If a Keystore File name or file path is provided, then, in this text box, provide the password that is used to obtain the associated certificate details from the Keystore File.

Confirm Password

Confirm the Password for Keystore by retyping it here.

Measurements made by the test
Measurement Description Measurement Unit Interpretation

Cluster interconnect percentage:

Indicates whether the cluster interconnect is available on this node or not.

 

Percent

The value 0 for this measure indicates that this node is unable to communicate with other nodes in the cluster via the cluster interconnect. The value 100 indicates that the interconnect is available and is enabling this node to communicate with the other cluster nodes.

Logon rate

Indicates the rate at which user logons occurred on this node.

Logons/Sec

 

Processes running

Indicates the number of processes currently running on this cluster node.

Number

As long as the value of this measure is much lower than the value of the processes setting in the database parameter file, the node will be able to handle the process load.

Process utilization

Of the maximum number of processes this node can handle, what percentage is currently active on this cluster node. 

 

Percent

Ideally, the value of this measure should be low. If this measure value is close to 100%, it could mean that the node is about to exhaust its processing limit and may not be able to handle any more processes. On the other hand, if the value of this measure is consistently high for a cluster node, then check the processes setting in the database parameter file to figure out whether/not the node has been configured with adequate processing capability. If this check reveals that the node has been configured with a limited number of processes than it can handle, you may want to increase the processes setting to suit the node’s capacity.

Sessions used

Indicates the number of sessions that are currently active on this node.

Number

As long as the value of this measure is much lower than the value of the sessions setting in the database parameter file, the node will be able to  handle the session load. If the value of this measure is unusually high for any cluster node, then compare the value of this measure across nodes to figure out whether/not load is uniformly distributed across all cluster nodes. If session load on most of the cluster nodes is high, then the sudden increase in session load could be attributed to an unavailable cluster interconnect. Because of the unavailability, the cluster service may not have been unable to contact the affected cluster node and may have been compelled to distribute the load amongst the remaining cluster nodes. This may have caused load on the other nodes to suddenly increase. To confirm this, check the value of the Interconnect availability percentage measure of all nodes.

On the other hand, if no interconnect is unavailable, and if Session utilization is abnormally high on a particular node only, it could mean that that node is indeed overloaded.

Session utilization

Of the maximum number of sessions this node can handle, what percentage is currently active on this cluster node. 

 

 

Percent

Ideally, the value of this measure should be low. If this measure value is close to 100%, it could mean that the node may not be able to handle any more sessions.

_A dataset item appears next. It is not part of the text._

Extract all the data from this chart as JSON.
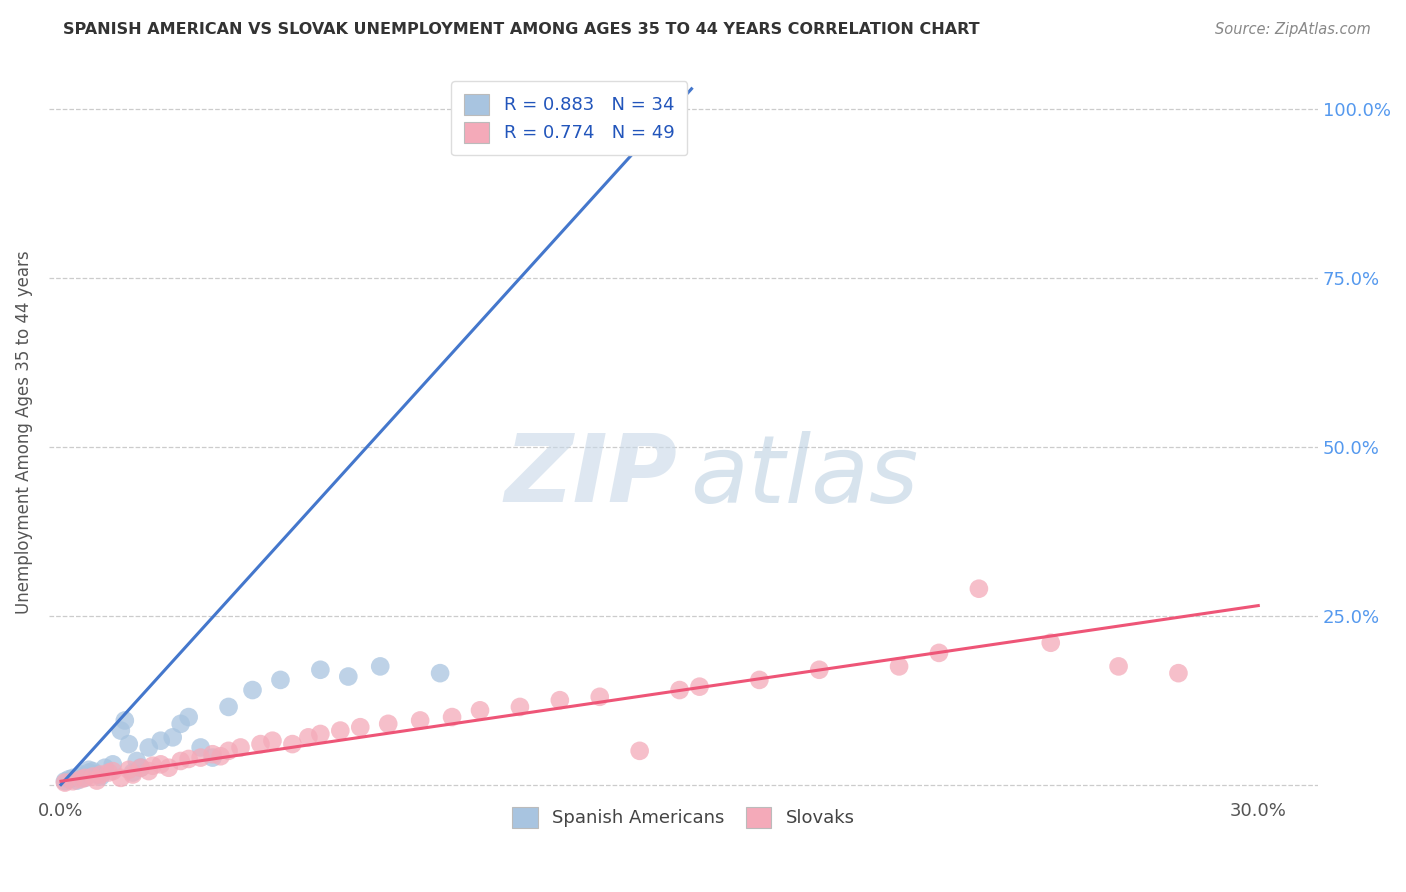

On the other hand, if the value of this measure is consistently high for a cluster node, then check the sessions setting in the database parameter file to figure out whether/not the node has been configured with adequate session-handling capability. If this check reveals that the node has been configured with a limited number of sessions than it can handle, you may want to increase the sessions setting to suit the node’s true capacity.